19世紀半ばから脈々と続く伝統。ドイツ機械式腕時計の聖地グラスヒュッテ

 ドイツのドレスデン近郊、チェコとの国境に近くにある小さな町、グラスヒュッテ。エルツ山脈に囲まれたこの町に、時計作りの技術が根を下ろしたのは19世紀半ば。いまではドイツ腕時計産業の聖地とも称され、世界中から集まった職人たちが切磋琢磨を続けている。

 優れた品質を維持するために、「グラスヒュッテ」の名を冠することのできるブランドはごくわずか。厳しい基準をクリアした製品だけがその名を使用することが許されるが、そんな数少ないブランドのひとつがこのノモス グラスヒュッテである。

 ローランド・シュヴェルトナーによって1990年に設立された同社は、歴史こそ浅いものの、現在ドイツ国内でもっとも大きな機械式時計メーカーのひとつ。自社によるムーブメントの開発・製造に加えて、構成するパーツのほとんどをグラスヒュッテの自社工房で、手作業によって製作し続けているというから驚きだ。

  • 左より、「A9」「A3」「A7」

●ヴィンテージ・スポーツカーから着想を得た大胆なデザインとカラーに注目

 今回登場した限定モデルは、ノモス グラスヒュッテの各コレクションのなかでも、とくにモダンで洗練された佇まいで人気を集める「アウトバーン」のディレクターズカットモデル。

 白を基調に落ち着いたカラーでまとめたレギュラーモデルに対して、今回発表された数量限定モデルでは、白×オレンジレッドの「A3」、ブルー×イエローの「A7」、ブラック×グレーの「A9」とかなり思い切ったカラーを採用している。とくに「A3」「A7」では、インパクトのあるカラーをメインとしながら、針やインデックスに差し色を入れて全体を美しく調和させている。
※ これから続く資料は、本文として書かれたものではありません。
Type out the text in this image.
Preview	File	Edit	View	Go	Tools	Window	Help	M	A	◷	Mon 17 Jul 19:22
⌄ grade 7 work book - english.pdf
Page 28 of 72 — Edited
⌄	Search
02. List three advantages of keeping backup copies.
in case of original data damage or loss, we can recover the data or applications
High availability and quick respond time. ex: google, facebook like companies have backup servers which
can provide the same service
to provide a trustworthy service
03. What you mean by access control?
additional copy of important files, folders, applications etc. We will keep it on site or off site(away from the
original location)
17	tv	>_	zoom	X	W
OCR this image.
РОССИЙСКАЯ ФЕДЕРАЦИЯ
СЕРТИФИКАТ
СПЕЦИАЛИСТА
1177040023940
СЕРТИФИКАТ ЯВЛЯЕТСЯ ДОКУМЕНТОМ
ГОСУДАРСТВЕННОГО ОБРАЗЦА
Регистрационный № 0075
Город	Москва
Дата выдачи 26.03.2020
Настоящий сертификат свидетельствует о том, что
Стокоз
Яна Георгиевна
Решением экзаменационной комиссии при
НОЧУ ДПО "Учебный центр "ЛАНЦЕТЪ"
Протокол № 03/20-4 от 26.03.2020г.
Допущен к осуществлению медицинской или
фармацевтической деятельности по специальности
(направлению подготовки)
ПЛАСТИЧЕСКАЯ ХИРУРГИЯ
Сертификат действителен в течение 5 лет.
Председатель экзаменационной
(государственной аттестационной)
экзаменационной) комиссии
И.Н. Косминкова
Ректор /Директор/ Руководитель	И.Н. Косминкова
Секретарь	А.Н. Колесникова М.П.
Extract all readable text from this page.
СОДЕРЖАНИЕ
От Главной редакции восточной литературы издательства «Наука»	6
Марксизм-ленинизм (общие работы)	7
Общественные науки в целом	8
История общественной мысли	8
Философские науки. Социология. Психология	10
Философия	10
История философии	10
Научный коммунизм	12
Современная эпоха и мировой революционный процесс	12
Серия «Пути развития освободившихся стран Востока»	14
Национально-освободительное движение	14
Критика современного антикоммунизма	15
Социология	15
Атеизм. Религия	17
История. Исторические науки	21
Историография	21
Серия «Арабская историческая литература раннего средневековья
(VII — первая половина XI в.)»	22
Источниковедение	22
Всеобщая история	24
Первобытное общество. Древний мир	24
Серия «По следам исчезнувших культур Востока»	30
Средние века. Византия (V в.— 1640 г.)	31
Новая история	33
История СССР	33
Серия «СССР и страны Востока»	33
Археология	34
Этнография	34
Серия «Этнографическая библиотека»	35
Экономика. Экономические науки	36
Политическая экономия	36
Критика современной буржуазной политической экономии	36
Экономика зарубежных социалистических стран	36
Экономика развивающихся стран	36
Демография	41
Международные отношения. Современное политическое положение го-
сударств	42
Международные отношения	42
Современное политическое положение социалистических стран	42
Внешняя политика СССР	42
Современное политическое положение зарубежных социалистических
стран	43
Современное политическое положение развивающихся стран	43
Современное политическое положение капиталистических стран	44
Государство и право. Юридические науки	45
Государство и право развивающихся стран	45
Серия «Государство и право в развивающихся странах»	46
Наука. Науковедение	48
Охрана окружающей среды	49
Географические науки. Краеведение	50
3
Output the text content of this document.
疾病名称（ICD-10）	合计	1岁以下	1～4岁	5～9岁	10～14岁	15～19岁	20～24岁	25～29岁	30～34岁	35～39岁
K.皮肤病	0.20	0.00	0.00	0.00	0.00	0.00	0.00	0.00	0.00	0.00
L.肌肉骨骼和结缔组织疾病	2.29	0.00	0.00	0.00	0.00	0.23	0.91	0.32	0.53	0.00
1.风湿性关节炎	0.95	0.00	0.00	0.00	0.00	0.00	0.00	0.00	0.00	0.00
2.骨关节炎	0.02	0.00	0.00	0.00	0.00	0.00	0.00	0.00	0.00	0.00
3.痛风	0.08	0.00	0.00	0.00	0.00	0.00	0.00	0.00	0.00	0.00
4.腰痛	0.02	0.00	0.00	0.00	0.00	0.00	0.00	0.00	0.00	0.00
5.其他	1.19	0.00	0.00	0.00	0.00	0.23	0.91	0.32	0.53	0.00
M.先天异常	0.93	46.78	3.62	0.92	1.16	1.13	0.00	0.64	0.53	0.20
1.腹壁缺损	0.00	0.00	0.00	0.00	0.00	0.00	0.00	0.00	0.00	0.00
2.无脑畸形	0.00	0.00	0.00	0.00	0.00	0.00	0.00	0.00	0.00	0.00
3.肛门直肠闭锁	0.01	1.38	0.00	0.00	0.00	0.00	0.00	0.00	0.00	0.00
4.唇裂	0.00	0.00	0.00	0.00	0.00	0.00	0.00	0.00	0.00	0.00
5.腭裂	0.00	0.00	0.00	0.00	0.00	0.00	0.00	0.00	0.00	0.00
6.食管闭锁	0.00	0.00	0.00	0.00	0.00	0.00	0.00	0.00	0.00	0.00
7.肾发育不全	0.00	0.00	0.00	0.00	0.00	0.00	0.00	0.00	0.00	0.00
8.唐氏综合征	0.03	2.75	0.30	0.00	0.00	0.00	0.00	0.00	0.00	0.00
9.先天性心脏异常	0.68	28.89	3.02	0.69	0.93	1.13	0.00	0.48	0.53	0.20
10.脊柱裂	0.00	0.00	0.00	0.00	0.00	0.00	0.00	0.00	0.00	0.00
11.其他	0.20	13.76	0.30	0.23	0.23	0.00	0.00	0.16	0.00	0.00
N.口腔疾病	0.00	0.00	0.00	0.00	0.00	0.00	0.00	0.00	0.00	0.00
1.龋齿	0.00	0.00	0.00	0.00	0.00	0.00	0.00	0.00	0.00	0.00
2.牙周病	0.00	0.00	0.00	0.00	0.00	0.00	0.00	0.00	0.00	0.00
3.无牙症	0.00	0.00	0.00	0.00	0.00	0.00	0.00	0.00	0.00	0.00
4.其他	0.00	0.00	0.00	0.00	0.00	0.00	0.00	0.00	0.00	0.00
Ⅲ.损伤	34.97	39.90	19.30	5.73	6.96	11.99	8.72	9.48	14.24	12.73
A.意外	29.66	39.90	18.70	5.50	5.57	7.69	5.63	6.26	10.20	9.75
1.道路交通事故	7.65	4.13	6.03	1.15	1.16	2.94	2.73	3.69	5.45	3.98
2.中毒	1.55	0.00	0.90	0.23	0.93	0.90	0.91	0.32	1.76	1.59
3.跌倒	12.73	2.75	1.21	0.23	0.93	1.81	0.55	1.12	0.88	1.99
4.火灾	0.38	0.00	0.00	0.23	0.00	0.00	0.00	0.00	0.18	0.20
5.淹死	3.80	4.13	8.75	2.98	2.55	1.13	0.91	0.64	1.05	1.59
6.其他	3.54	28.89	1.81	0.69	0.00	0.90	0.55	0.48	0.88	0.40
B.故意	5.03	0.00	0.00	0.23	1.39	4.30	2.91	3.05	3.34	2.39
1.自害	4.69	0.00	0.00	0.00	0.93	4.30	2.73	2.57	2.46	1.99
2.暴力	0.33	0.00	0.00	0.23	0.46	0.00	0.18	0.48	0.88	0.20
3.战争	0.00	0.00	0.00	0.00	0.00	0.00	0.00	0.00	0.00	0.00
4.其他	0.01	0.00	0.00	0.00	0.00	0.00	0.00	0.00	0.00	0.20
洗練された配色バランスは見事のひと言だ。

 質実剛健でどっしりとしたイメージのあるドイツのモノづくりだが、「アウトバーン」のデザインはあくまでスマート。この意匠を実現しているのが、高さわずか3.6mmという薄型設計の自社製自動巻きキャリバー「DUW6101」。

 無駄を廃したストイックなデザインは、どことなく速度計や走行距離計などを連想させるが、それもそのはず、デザインを手がけたヴェルナー・アイスリンガー自身、このデザインにはヴィンテージ・スポーツカーのイメージからインスピレーションを得たとのこと。

 深さのある文字盤は外周に行くに従って大きく立ち上がりをみせるが、これもレーストラックの外側レーンや、古いレーシングカーのフェンダーを思わせるもの。クルマ好きなら思わず惹かれるディティールが満載だ。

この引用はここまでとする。